By Louis Charbonneau
UNITED NATIONS (Reuters) - The United Nations' top official in the Democratic Republic of Congo asked the U.N. Security Council on Friday for extra troops to help halt the spread of violence in the country's eastern provinces.
U.N. special envoy Alan Doss told reporters he made the request during a closed-door briefing to the Security Council.
He also told the 15-nation council of his "deep concern" about the renewal of hostilities that began late last month in North Kivu and northern South Kivu.
He did not say how many additional troops he wanted. There are 17,000 already on the ground, the largest U.N. peacekeeping mission in the world.
Doss acknowledged that the U.N. peacekeeping budget and countries providing troops were stretched to the limit and it would take time for any further troops to arrive.
He also asked the council for reconnaissance drones to get real-time information on the movements of rebels.
The U.N. mission in Congo, known as MONUC, has been pushing a plan to try to get rebel groups in the east to accept a cease-fire, demobilize and integrate their fighters into the country's regular armed forces.
"We believe we need to go ahead as rapidly as possible with the disengagement plan to reduce the risk of those hostilities spreading and spilling over," Doss said.
It would also require vigorous MONUC operations against active rebel groups.
But he was worried that Congolese Tutsi rebel chief Laurent Nkunda appeared to have reversed an earlier promise to consider taking part in the disengagement plan.

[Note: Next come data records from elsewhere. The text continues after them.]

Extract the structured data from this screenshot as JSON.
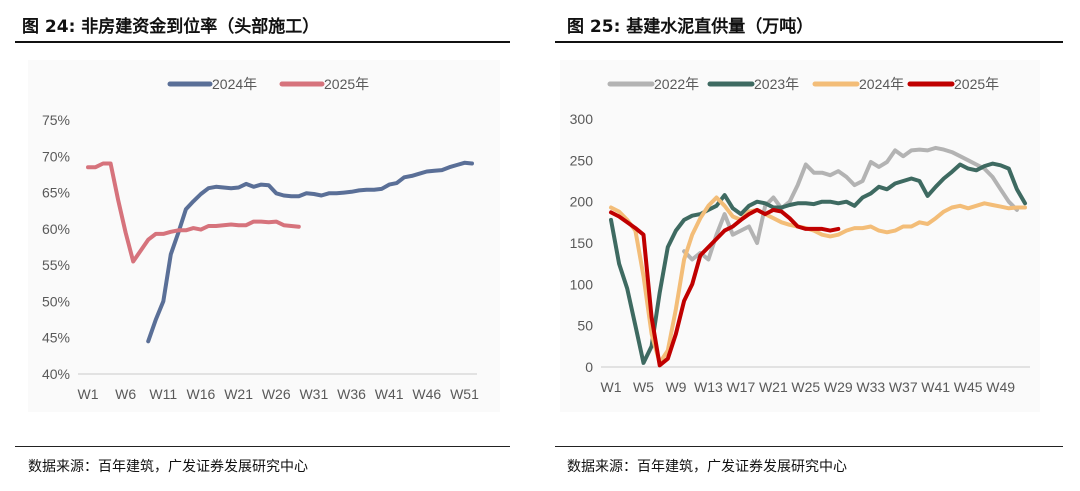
{
  "charts_meta": {
    "left_title": "图 24: 非房建资金到位率（头部施工）",
    "right_title": "图 25: 基建水泥直供量（万吨）",
    "source": "数据来源：百年建筑，广发证券发展研究中心"
  },
  "chart_data": [
    {
      "type": "line",
      "title": "图 24: 非房建资金到位率（头部施工）",
      "xlabel": "",
      "ylabel": "",
      "ylim": [
        40,
        75
      ],
      "yticks": [
        "40%",
        "45%",
        "50%",
        "55%",
        "60%",
        "65%",
        "70%",
        "75%"
      ],
      "xtick_labels": [
        "W1",
        "W6",
        "W11",
        "W16",
        "W21",
        "W26",
        "W31",
        "W36",
        "W41",
        "W46",
        "W51"
      ],
      "xtick_step": 5,
      "weeks": 52,
      "legend": "top",
      "grid": false,
      "series": [
        {
          "name": "2024年",
          "color": "#5a6f97",
          "start_week": 9,
          "values": [
            44.5,
            47.5,
            50,
            56.5,
            59.5,
            62.7,
            63.8,
            64.8,
            65.6,
            65.8,
            65.7,
            65.6,
            65.7,
            66.2,
            65.8,
            66.1,
            66,
            64.9,
            64.6,
            64.5,
            64.5,
            64.9,
            64.8,
            64.6,
            64.9,
            64.9,
            65,
            65.1,
            65.3,
            65.4,
            65.4,
            65.5,
            66.1,
            66.3,
            67.1,
            67.3,
            67.6,
            67.9,
            68,
            68.1,
            68.5,
            68.8,
            69.1,
            69
          ]
        },
        {
          "name": "2025年",
          "color": "#d6737c",
          "start_week": 1,
          "values": [
            68.5,
            68.5,
            69,
            69,
            64,
            59.5,
            55.5,
            57,
            58.5,
            59.3,
            59.3,
            59.6,
            59.8,
            59.8,
            60.1,
            59.9,
            60.4,
            60.4,
            60.5,
            60.6,
            60.5,
            60.5,
            61,
            61,
            60.9,
            61,
            60.5,
            60.4,
            60.3
          ]
        }
      ]
    },
    {
      "type": "line",
      "title": "图 25: 基建水泥直供量（万吨）",
      "xlabel": "",
      "ylabel": "",
      "ylim": [
        0,
        300
      ],
      "yticks": [
        "0",
        "50",
        "100",
        "150",
        "200",
        "250",
        "300"
      ],
      "xtick_labels": [
        "W1",
        "W5",
        "W9",
        "W13",
        "W17",
        "W21",
        "W25",
        "W29",
        "W33",
        "W37",
        "W41",
        "W45",
        "W49"
      ],
      "xtick_step": 4,
      "weeks": 52,
      "legend": "top",
      "grid": false,
      "series": [
        {
          "name": "2022年",
          "color": "#b3b3b3",
          "start_week": 10,
          "values": [
            140,
            130,
            138,
            130,
            160,
            185,
            160,
            165,
            170,
            150,
            195,
            205,
            192,
            200,
            220,
            245,
            235,
            235,
            232,
            237,
            230,
            220,
            225,
            248,
            242,
            248,
            262,
            255,
            262,
            263,
            262,
            265,
            263,
            260,
            255,
            250,
            245,
            240,
            230,
            215,
            200,
            190
          ]
        },
        {
          "name": "2023年",
          "color": "#3e6a61",
          "start_week": 1,
          "values": [
            178,
            125,
            95,
            50,
            5,
            25,
            90,
            145,
            165,
            178,
            183,
            185,
            190,
            195,
            208,
            192,
            185,
            195,
            200,
            198,
            193,
            193,
            196,
            198,
            198,
            197,
            200,
            200,
            198,
            200,
            195,
            205,
            210,
            218,
            215,
            222,
            225,
            228,
            225,
            207,
            218,
            228,
            236,
            245,
            240,
            238,
            243,
            246,
            244,
            240,
            215,
            198
          ]
        },
        {
          "name": "2024年",
          "color": "#f3bd78",
          "start_week": 1,
          "values": [
            193,
            188,
            178,
            165,
            110,
            40,
            5,
            20,
            70,
            130,
            160,
            180,
            195,
            205,
            195,
            182,
            178,
            188,
            190,
            185,
            180,
            175,
            172,
            170,
            168,
            165,
            160,
            158,
            160,
            165,
            168,
            168,
            170,
            165,
            163,
            165,
            170,
            170,
            175,
            173,
            180,
            188,
            193,
            195,
            192,
            195,
            198,
            196,
            194,
            192,
            193,
            193
          ]
        },
        {
          "name": "2025年",
          "color": "#c00000",
          "start_week": 1,
          "values": [
            187,
            182,
            175,
            168,
            160,
            60,
            2,
            10,
            40,
            80,
            100,
            135,
            145,
            155,
            165,
            170,
            178,
            185,
            190,
            185,
            190,
            188,
            180,
            170,
            167,
            167,
            167,
            165,
            167
          ]
        }
      ]
    }
  ]
}
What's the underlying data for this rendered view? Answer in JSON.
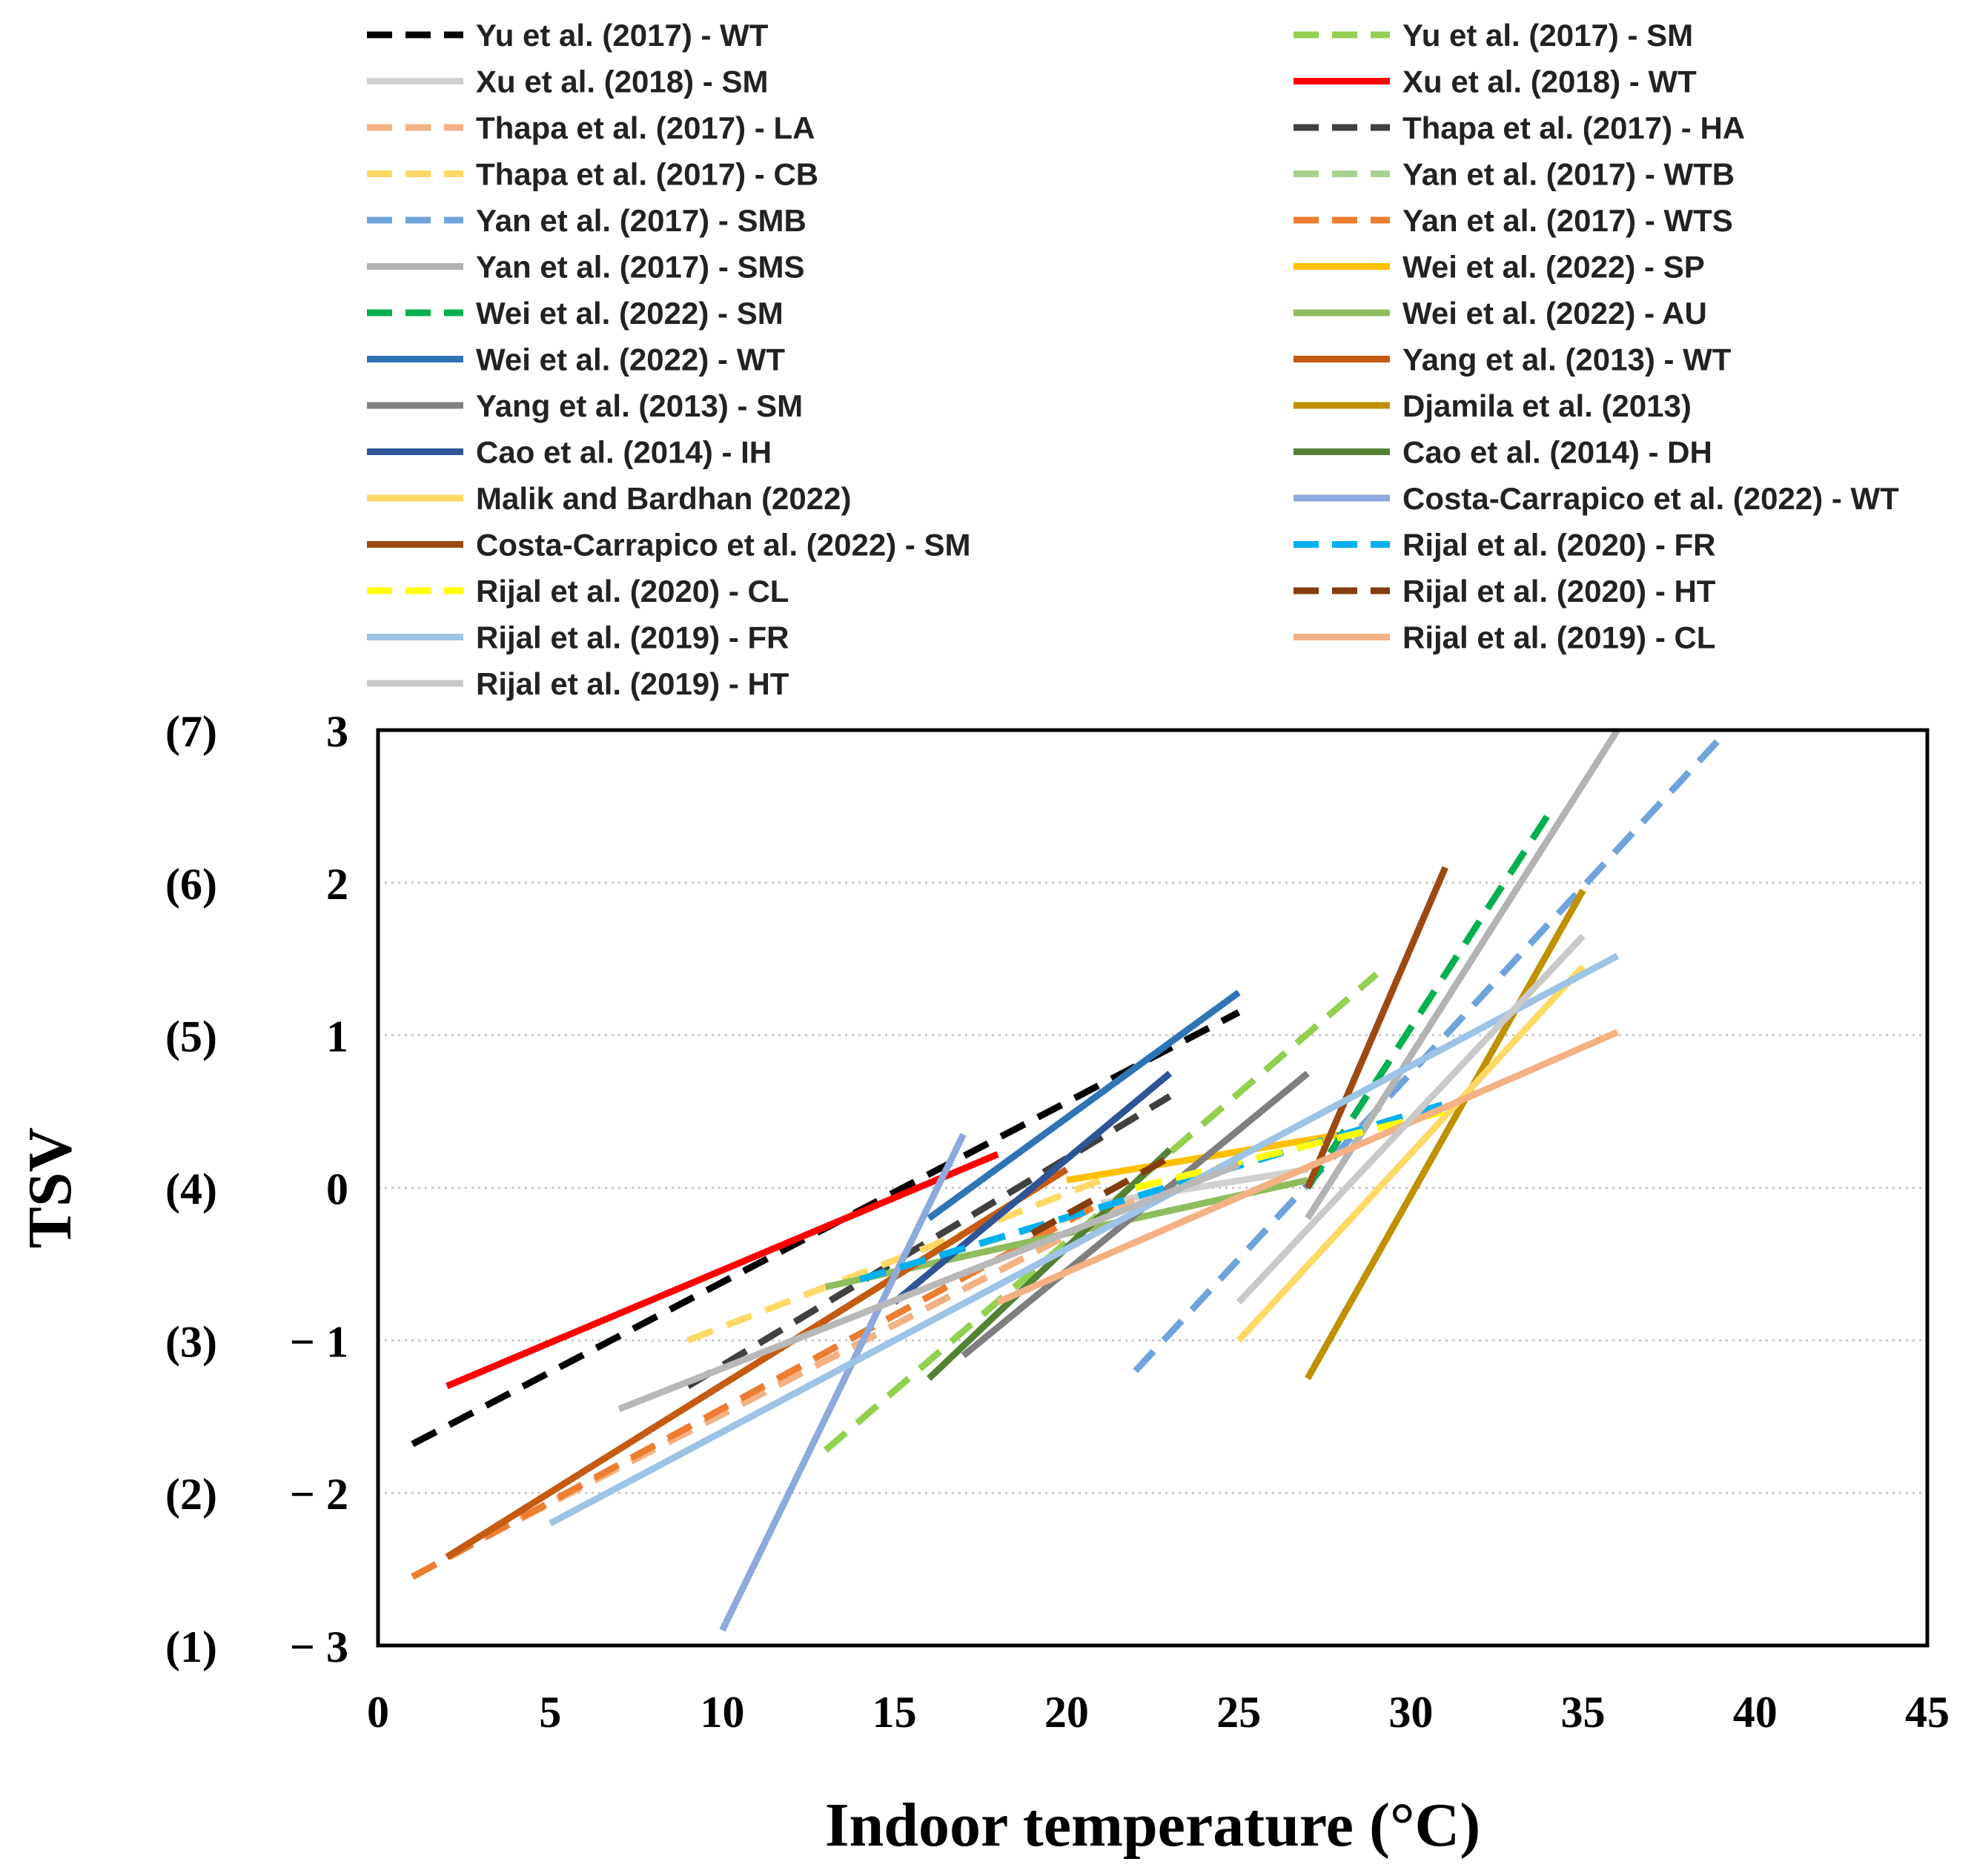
{
  "chart_data": {
    "type": "line",
    "xlabel": "Indoor temperature (°C)",
    "ylabel": "TSV",
    "xlim": [
      0,
      45
    ],
    "ylim": [
      -3,
      3
    ],
    "xticks": [
      "0",
      "5",
      "10",
      "15",
      "20",
      "25",
      "30",
      "35",
      "40",
      "45"
    ],
    "yticks": [
      "3",
      "2",
      "1",
      "0",
      "− 1",
      "− 2",
      "− 3"
    ],
    "yticks_alt": [
      "(7)",
      "(6)",
      "(5)",
      "(4)",
      "(3)",
      "(2)",
      "(1)"
    ],
    "grid": "horizontal dotted",
    "legend_position": "top, two columns",
    "series": [
      {
        "name": "Yu et al. (2017) - WT",
        "color": "#000000",
        "dashed": true,
        "x": [
          1,
          25
        ],
        "y": [
          -1.68,
          1.15
        ]
      },
      {
        "name": "Yu et al. (2017) - SM",
        "color": "#92D050",
        "dashed": true,
        "x": [
          13,
          29
        ],
        "y": [
          -1.72,
          1.4
        ]
      },
      {
        "name": "Xu et al. (2018) - SM",
        "color": "#D0D0D0",
        "dashed": false,
        "x": [
          21,
          27
        ],
        "y": [
          -0.1,
          0.12
        ]
      },
      {
        "name": "Xu et al. (2018) - WT",
        "color": "#FF0000",
        "dashed": false,
        "x": [
          2,
          18
        ],
        "y": [
          -1.3,
          0.22
        ]
      },
      {
        "name": "Thapa et al. (2017) - LA",
        "color": "#F4B183",
        "dashed": true,
        "x": [
          2,
          22
        ],
        "y": [
          -2.42,
          -0.08
        ]
      },
      {
        "name": "Thapa et al. (2017) - HA",
        "color": "#404040",
        "dashed": true,
        "x": [
          9,
          23
        ],
        "y": [
          -1.3,
          0.6
        ]
      },
      {
        "name": "Thapa et al. (2017) - CB",
        "color": "#FFD966",
        "dashed": true,
        "x": [
          9,
          21
        ],
        "y": [
          -1.0,
          0.05
        ]
      },
      {
        "name": "Yan et al. (2017) - WTB",
        "color": "#A9D18E",
        "dashed": true,
        "x": [
          14,
          20
        ],
        "y": [
          -0.6,
          -0.2
        ]
      },
      {
        "name": "Yan et al.  (2017) - SMB",
        "color": "#6FA3DC",
        "dashed": true,
        "x": [
          22,
          39
        ],
        "y": [
          -1.2,
          2.95
        ]
      },
      {
        "name": "Yan et al. (2017) - WTS",
        "color": "#ED7D31",
        "dashed": true,
        "x": [
          1,
          21
        ],
        "y": [
          -2.55,
          -0.1
        ]
      },
      {
        "name": "Yan et al. (2017) - SMS",
        "color": "#B3B3B3",
        "dashed": false,
        "x": [
          27,
          36
        ],
        "y": [
          -0.2,
          3.0
        ]
      },
      {
        "name": "Wei et al. (2022) - SP",
        "color": "#FFC000",
        "dashed": false,
        "x": [
          20,
          28
        ],
        "y": [
          0.05,
          0.35
        ]
      },
      {
        "name": "Wei et al. (2022) - SM",
        "color": "#00B050",
        "dashed": true,
        "x": [
          27,
          34
        ],
        "y": [
          0.0,
          2.45
        ]
      },
      {
        "name": "Wei et al. (2022) - AU",
        "color": "#8FBC5C",
        "dashed": false,
        "x": [
          13,
          27
        ],
        "y": [
          -0.65,
          0.05
        ]
      },
      {
        "name": "Wei et al. (2022) - WT",
        "color": "#2E75B6",
        "dashed": false,
        "x": [
          16,
          25
        ],
        "y": [
          -0.2,
          1.28
        ]
      },
      {
        "name": "Yang et al. (2013) - WT",
        "color": "#C55A11",
        "dashed": false,
        "x": [
          2,
          20
        ],
        "y": [
          -2.42,
          0.12
        ]
      },
      {
        "name": "Yang et al. (2013) - SM",
        "color": "#7F7F7F",
        "dashed": false,
        "x": [
          17,
          27
        ],
        "y": [
          -1.1,
          0.75
        ]
      },
      {
        "name": "Djamila et al. (2013)",
        "color": "#BF9000",
        "dashed": false,
        "x": [
          27,
          35
        ],
        "y": [
          -1.25,
          1.95
        ]
      },
      {
        "name": "Cao et al. (2014) - IH",
        "color": "#2F5597",
        "dashed": false,
        "x": [
          15,
          23
        ],
        "y": [
          -0.75,
          0.75
        ]
      },
      {
        "name": "Cao et al. (2014) - DH",
        "color": "#548235",
        "dashed": false,
        "x": [
          16,
          23
        ],
        "y": [
          -1.25,
          0.25
        ]
      },
      {
        "name": "Malik and Bardhan (2022)",
        "color": "#FFD966",
        "dashed": false,
        "x": [
          25,
          35
        ],
        "y": [
          -1.0,
          1.45
        ]
      },
      {
        "name": "Costa-Carrapico et al. (2022) - WT",
        "color": "#8EA9DB",
        "dashed": false,
        "x": [
          10,
          17
        ],
        "y": [
          -2.9,
          0.35
        ]
      },
      {
        "name": "Costa-Carrapico et al. (2022) - SM",
        "color": "#9C4A12",
        "dashed": false,
        "x": [
          27,
          31
        ],
        "y": [
          0.0,
          2.1
        ]
      },
      {
        "name": "Rijal et al. (2020) - FR",
        "color": "#00B0F0",
        "dashed": true,
        "x": [
          14,
          31
        ],
        "y": [
          -0.6,
          0.55
        ]
      },
      {
        "name": "Rijal et al. (2020) - CL",
        "color": "#FFFF00",
        "dashed": true,
        "x": [
          22,
          31
        ],
        "y": [
          0.0,
          0.5
        ]
      },
      {
        "name": "Rijal et al. (2020) - HT",
        "color": "#843C0C",
        "dashed": true,
        "x": [
          19,
          23
        ],
        "y": [
          -0.3,
          0.2
        ]
      },
      {
        "name": "Rijal et al. (2019) - FR",
        "color": "#9DC3E6",
        "dashed": false,
        "x": [
          5,
          36
        ],
        "y": [
          -2.2,
          1.52
        ]
      },
      {
        "name": "Rijal et al. (2019) - CL",
        "color": "#F4B183",
        "dashed": false,
        "x": [
          18,
          36
        ],
        "y": [
          -0.75,
          1.02
        ]
      },
      {
        "name": "Rijal et al. (2019) - HT",
        "color": "#C9C9C9",
        "dashed": false,
        "x": [
          25,
          35
        ],
        "y": [
          -0.75,
          1.65
        ]
      },
      {
        "name": "",
        "color": "#B8B8B8",
        "dashed": false,
        "x": [
          7,
          25
        ],
        "y": [
          -1.45,
          0.15
        ]
      }
    ]
  }
}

Nkunda on Thursday told the BBC and Radio France International that a peace process based on an agreement signed in January with the Kinshasa government was over.
A spokesman for Nkunda clarified the remarks on Friday, saying he had no immediate plans to move beyond North Kivu.
Doss said Nkunda's statements were "very troubling" and indicated he was turning his back on "any effort to move the peace process forward and that is not acceptable."
He said the comments also implied that Nkunda may want to reverse the results of the U.N.-supervised 2006 election, which put President Joseph Kabila in power in Congo, a former Belgian colony that is still recovering from a 1998-2003 war.
Nkunda has led a rebellion in North Kivu since 2004. He says his Tutsi community is threatened by Rwandan Hutu rebels he says are backed by the Congolese army and who are accused of involvement in Rwanda's 1994 genocide killings of Tutsis.